Le Comté est l’appellation d’origine d’un fromage français transformé principalement en Franche-Comté et bénéficiant d’une AOC depuis 1958 et d’une AOP depuis 1996.
Son aire de production s’étend dans les départements du Jura, du Doubs et l’est de l’Ain
Le succès commercial de ce fromage a entraîné une augmentation importante de sa production (de 43 000 tonnes en 1998 à 67 000 tonnes en 2018, soit + 55 %). Les pratiques agricoles en ont été radicalement transformées, et ont conduit à une dégradation continue de la qualité des eaux des rivières comtoises.

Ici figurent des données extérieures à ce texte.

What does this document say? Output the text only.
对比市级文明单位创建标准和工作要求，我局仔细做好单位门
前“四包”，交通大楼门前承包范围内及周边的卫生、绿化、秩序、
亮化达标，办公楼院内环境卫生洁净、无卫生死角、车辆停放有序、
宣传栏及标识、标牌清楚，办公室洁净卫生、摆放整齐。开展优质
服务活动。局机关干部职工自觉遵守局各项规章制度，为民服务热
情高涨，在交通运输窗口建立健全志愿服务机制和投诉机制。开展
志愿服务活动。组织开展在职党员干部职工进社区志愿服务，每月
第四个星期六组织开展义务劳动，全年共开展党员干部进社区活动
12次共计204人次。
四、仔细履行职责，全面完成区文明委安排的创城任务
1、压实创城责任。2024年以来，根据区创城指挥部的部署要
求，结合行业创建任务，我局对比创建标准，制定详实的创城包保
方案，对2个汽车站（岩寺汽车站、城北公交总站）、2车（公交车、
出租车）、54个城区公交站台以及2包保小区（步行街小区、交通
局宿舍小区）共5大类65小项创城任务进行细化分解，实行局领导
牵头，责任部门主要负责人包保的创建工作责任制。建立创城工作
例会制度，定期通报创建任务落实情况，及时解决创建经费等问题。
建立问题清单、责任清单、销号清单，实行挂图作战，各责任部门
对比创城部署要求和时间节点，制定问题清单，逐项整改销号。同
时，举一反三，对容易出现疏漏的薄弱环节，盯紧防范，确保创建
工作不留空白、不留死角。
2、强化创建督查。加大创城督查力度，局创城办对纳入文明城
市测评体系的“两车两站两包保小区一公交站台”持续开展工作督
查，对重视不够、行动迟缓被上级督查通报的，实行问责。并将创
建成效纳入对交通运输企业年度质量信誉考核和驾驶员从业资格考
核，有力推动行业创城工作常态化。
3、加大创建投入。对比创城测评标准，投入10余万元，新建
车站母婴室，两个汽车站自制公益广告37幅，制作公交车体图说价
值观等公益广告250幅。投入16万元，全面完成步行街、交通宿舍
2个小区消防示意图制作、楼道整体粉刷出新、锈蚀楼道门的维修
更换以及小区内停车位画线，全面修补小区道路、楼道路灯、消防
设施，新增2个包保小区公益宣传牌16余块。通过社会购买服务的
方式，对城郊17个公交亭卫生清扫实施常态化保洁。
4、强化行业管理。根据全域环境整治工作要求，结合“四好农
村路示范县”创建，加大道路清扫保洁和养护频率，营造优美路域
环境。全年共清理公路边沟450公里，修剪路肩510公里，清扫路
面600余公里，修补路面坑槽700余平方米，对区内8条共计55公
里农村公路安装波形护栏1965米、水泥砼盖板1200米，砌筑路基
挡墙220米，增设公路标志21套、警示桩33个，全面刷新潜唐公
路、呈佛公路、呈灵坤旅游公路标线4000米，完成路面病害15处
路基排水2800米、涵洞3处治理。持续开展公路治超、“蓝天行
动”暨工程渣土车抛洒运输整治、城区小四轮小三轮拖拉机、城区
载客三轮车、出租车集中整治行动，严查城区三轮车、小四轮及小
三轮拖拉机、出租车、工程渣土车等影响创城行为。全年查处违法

Les ex-plus belles rivières d’Europe souffrent d’eutrophisation, les substrats sont étouffés par des algues filamenteuses, les populations d’insectes aquatiques se sont effondrées, les biocénoses (poissons y compris) ne sont plus que l’ombre (!) de ce qu’elles étaient.
Comment a-t-on pu en arriver là ?
Comment ce qui contribuait à la richesse d’un pays a-t-il conduit à son appauvrissement ?
Dans un premier temps, le prix du lait (le prix payé aux producteurs) grimpe. Ceux-ci, sous la houlette des chambres d’agriculture et du CIGC (Comité interprofessionnel de Gestion du Comté) désirent augmenter leur production pour augmenter leur chiffre d’affaires. Pour faire du Comté, il faut de l’herbe et des vaches.
Pour produire plus d’herbe, il faut intensifier les rendements : donc on mécanise, on laboure, on plante de l’herbe à plus haut rendement comme les ray-grass, et on fertilise. On augmente également les surfaces cultivées, en supprimant les autres cultures, en mécanisant la production et notamment le fauchage, ce qui nécessite de supprimer les haies, d’araser les murgers, de passer le casse-cailloux sur les zones où les terres sont trop peu profondes…
Pour produire plus de lait, on sélectionne les vaches sur leurs capacités laitières, on augmente le nombre de bêtes à l’hectare, on importe des régions céréalières voisines les compléments alimentaires qui étaient produits auparavant dans la zone comté.
Les paysans investissent, faisant le bonheur des banques, des vendeurs de matériels, de tracteurs, de hangars…
Les exploitations évoluent de l’élevage sur paille vers des élevages sur lisier. Les quantités à évacuer sont alors de plus en plus importantes. Les épandages se font sur les terrains qui se saturent en azote. L’excédent d’azote se retrouve mécaniquement dans les rivières par le lessivage des sols.
Malgré les protestations vigoureuses des associations et notamment de ANPER, du collectif SOS LRC, de FNE, de la Cpepesc…, malgré les manifestations organisées, malgré la saisine des instances administratives, force est de constater que la politique productiviste continue d’être le moteur du CIGC, soutenu par la FNSEA et les chambres d’agriculture, et bénéficie de la bienveillance de l’État et des Départements.
Les mêmes dérives productivistes menacent les autres zones d’AOP, comme l’Auvergne (St Nectaire) ou les Causses (Roquefort), ainsi que les Pyrénées où l’augmentation des surfaces de pacage ne cessent d’empiéter sur les territoires de l’Ours.